Autry picks Texas design firm

Share
Times Staff Writer

The Autry National Center -- formed two years ago by a merger of the Museum of the American West (formerly the Autry Museum of Western Heritage) and the Southwest Museum of the American Indian -- has selected Overland Partners Architects to develop a master plan and design a greatly expanded facility for its 10-acre campus in Griffith Park. A major portion of the project will be devoted to displaying and storing the Southwest Museum’s vast collection of art and artifacts, amassed at its historic home on Mount Washington.

“We chose Overland Partners because of they way they think,” Autry President and CEO John L. Gray said of the San Antonio, Texas-based firm. “They understand the Autry National Center’s large idea -- that a convergence of diverse cultures shaped the American West. We think they will develop a design that will allow the value of that idea to come through.”
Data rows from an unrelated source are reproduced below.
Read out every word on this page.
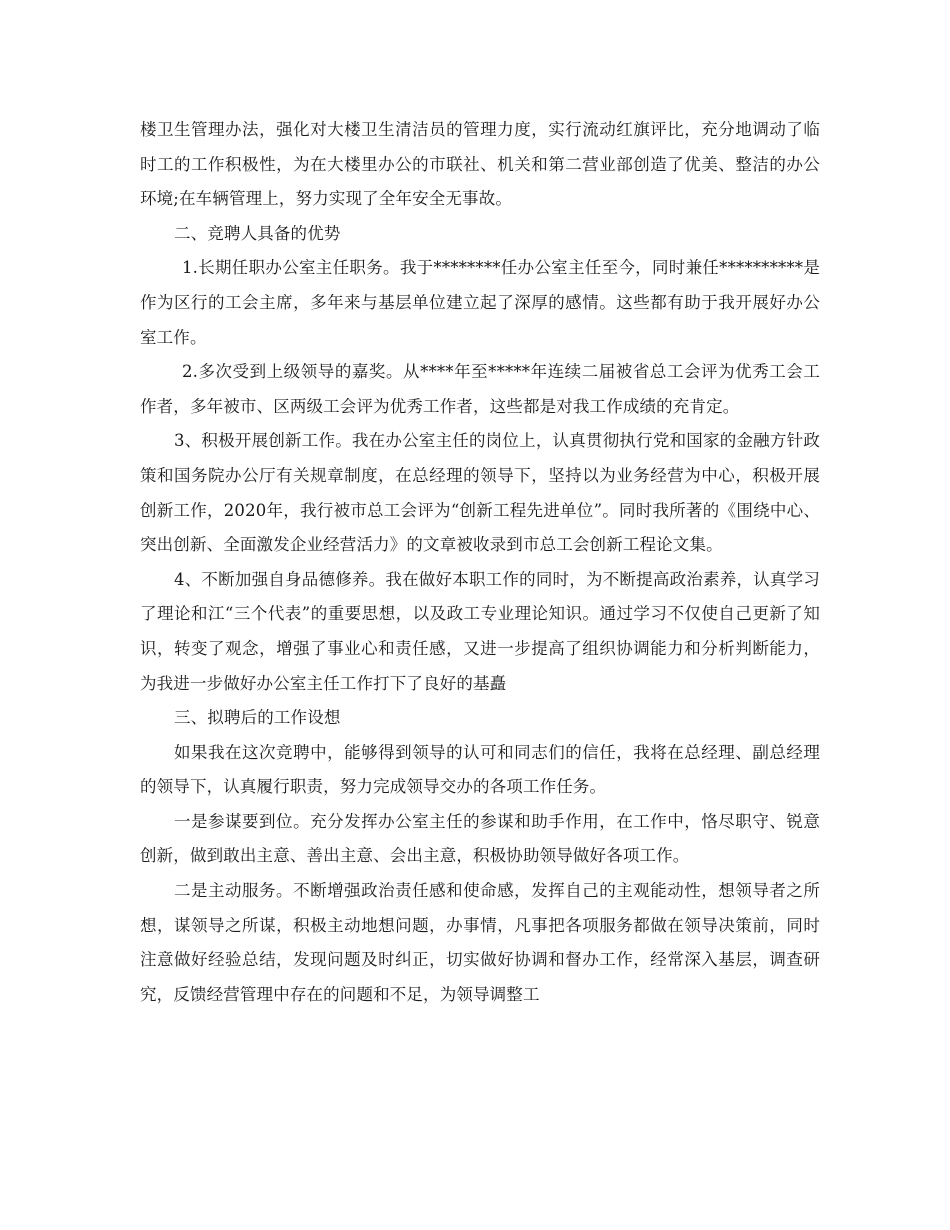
楼卫生管理办法，强化对大楼卫生清洁员的管理力度，实行流动红旗评比，充分地调动了临时工的工作积极性，为在大楼里办公的市联社、机关和第二营业部创造了优美、整洁的办公环境;在车辆管理上，努力实现了全年安全无事故。

二、竞聘人具备的优势

1.长期任职办公室主任职务。我于********任办公室主任至今，同时兼任**********是作为区行的工会主席，多年来与基层单位建立起了深厚的感情。这些都有助于我开展好办公室工作。

2.多次受到上级领导的嘉奖。从****年至*****年连续二届被省总工会评为优秀工会工作者，多年被市、区两级工会评为优秀工作者，这些都是对我工作成绩的充肯定。

3、积极开展创新工作。我在办公室主任的岗位上，认真贯彻执行党和国家的金融方针政策和国务院办公厅有关规章制度，在总经理的领导下，坚持以为业务经营为中心，积极开展创新工作，2020年，我行被市总工会评为“创新工程先进单位”。同时我所著的《围绕中心、突出创新、全面激发企业经营活力》的文章被收录到市总工会创新工程论文集。

4、不断加强自身品德修养。我在做好本职工作的同时，为不断提高政治素养，认真学习了理论和江“三个代表”的重要思想，以及政工专业理论知识。通过学习不仅使自己更新了知识，转变了观念，增强了事业心和责任感，又进一步提高了组织协调能力和分析判断能力，为我进一步做好办公室主任工作打下了良好的基矗

三、拟聘后的工作设想

如果我在这次竞聘中，能够得到领导的认可和同志们的信任，我将在总经理、副总经理的领导下，认真履行职责，努力完成领导交办的各项工作任务。

一是参谋要到位。充分发挥办公室主任的参谋和助手作用，在工作中，恪尽职守、锐意创新，做到敢出主意、善出主意、会出主意，积极协助领导做好各项工作。

二是主动服务。不断增强政治责任感和使命感，发挥自己的主观能动性，想领导者之所想，谋领导之所谋，积极主动地想问题，办事情，凡事把各项服务都做在领导决策前，同时注意做好经验总结，发现问题及时纠正，切实做好协调和督办工作，经常深入基层，调查研究，反馈经营管理中存在的问题和不足，为领导调整工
Overland was singled out in a search that narrowed a slate of 17 firms to four finalists. The others are Michael Maltzan Architecture and Lake/Flato of Los Angeles and Antoine Predock of Albuquerque. Currently working on a Chickasaw Indian Nation cultural center in Sulphur, Okla., Overland has designed the Lady Bird Johnson Wildflower Center in Austin, a master plan for the San Antonio Museum of Art, and The Wildlife Experience, a museum near Denver.

Advertisement

“We have been involved in a lot of cultural projects that tell pieces of the story of the West,” said Bob Shemwell, a principal at Overland Partners. “The Autry is a unique place where all those pieces come together and you see the whole picture.”

Overland’s plan, to be presented to the Autry board of trustees by the end of the year, will enlarge the existing 148,000-square-foot building by at least 100,000 square feet.
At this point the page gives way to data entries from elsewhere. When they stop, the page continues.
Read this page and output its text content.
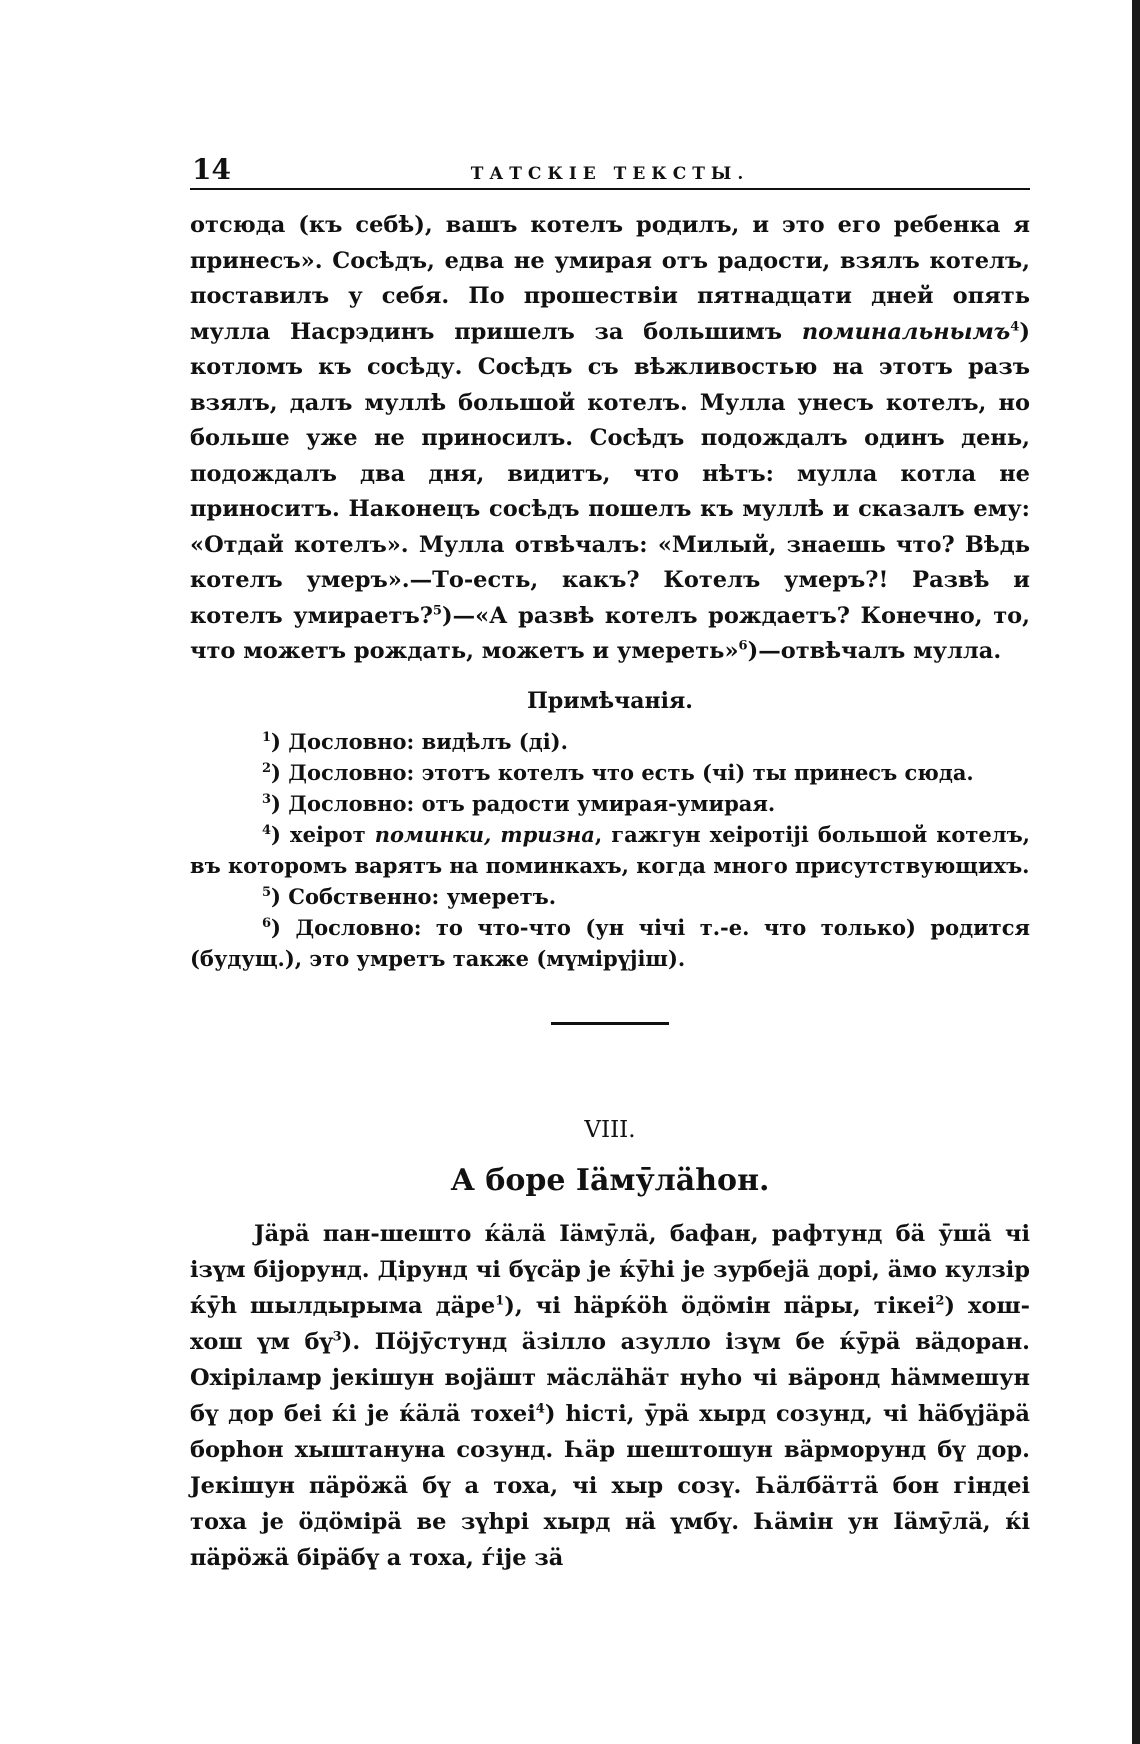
14	ТАТСКІЕ ТЕКСТЫ.

отсюда (къ себѣ), вашъ котелъ родилъ, и это его ребенка я принесъ». Сосѣдъ, едва не умирая отъ радости, взялъ котелъ, поставилъ у себя. По прошествіи пятнадцати дней опять мулла Насрэдинъ пришелъ за большимъ поминальнымъ$^4$) котломъ къ сосѣду. Сосѣдъ съ вѣжливостью на этотъ разъ взялъ, далъ муллѣ большой котелъ. Мулла унесъ котелъ, но больше уже не приносилъ. Сосѣдъ подождалъ одинъ день, подождалъ два дня, видитъ, что нѣтъ: мулла котла не приноситъ. Наконецъ сосѣдъ пошелъ къ муллѣ и сказалъ ему: «Отдай котелъ». Мулла отвѣчалъ: «Милый, знаешь что? Вѣдь котелъ умеръ».—То-есть, какъ? Котелъ умеръ?! Развѣ и котелъ умираетъ?$^5$)—«А развѣ котелъ рождаетъ? Конечно, то, что можетъ рождать, можетъ и умереть»$^6$)—отвѣчалъ мулла.

Примѣчанія.

$^1$) Дословно: видѣлъ (ді).

$^2$) Дословно: этотъ котелъ что есть (чі) ты принесъ сюда.

$^3$) Дословно: отъ радости умирая-умирая.

$^4$) хеірот поминки, тризна, гажгун хеіротіјі большой котелъ, въ которомъ варятъ на поминкахъ, когда много присутствующихъ.

$^5$) Собственно: умеретъ.

$^6$) Дословно: то что-что (ун чічі т.-е. что только) родится (будущ.), это умретъ также (мүмірүјіш).

VIII.
А боре Ӏӓмӯлӓһон.

Јӓрӓ пан-шешто ќӓлӓ Ӏӓмӯлӓ, бафан, рафтунд бӓ ӯшӓ чі ізүм біјорунд. Дірунд чі бүсӓр је ќӯһі је зурбејӓ дорі, ӓмо кулзір ќӯһ шылдырыма дӓре$^1$), чі һӓрќӧһ ӧдӧмін пӓры, тікеі$^2$) хош-хош үм $бү^3$). Пӧјӯстунд ӓзілло азулло ізүм бе ќӯрӓ вӓдоран. Охіріламр јекішун војӓшт мӓслӓһӓт нуһо чі вӓронд һӓммешун бү дор беі ќі је ќӓлӓ тохеі$^4$) һісті, ӯрӓ хырд созунд, чі һӓбүјӓрӓ борһон хыштануна созунд. Һӓр шештошун вӓрморунд бү дор. Јекішун пӓрӧжӓ бү а тоха, чі хыр созү. Һӓлбӓттӓ бон гіндеі тоха је ӧдӧмірӓ ве зүһрі хырд нӓ үмбү. Һӓмін ун Ӏӓмӯлӓ, ќі пӓрӧжӓ бірӓбү а тоха, ѓіје зӓ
The new structure will include about 20,000 square feet of galleries, 30,000 square feet of storage and a 50,000-square-foot study center that will house the two museums’ libraries. Construction is expected to begin in 2006 and continue for two or three years.

The Autry is engaged in a $100-million fundraising drive to increase its endowment, renovate the Southwest’s building and expand the Griffith Park facility. The budget for the Griffith Park project is being developed, the architects and museum representatives said.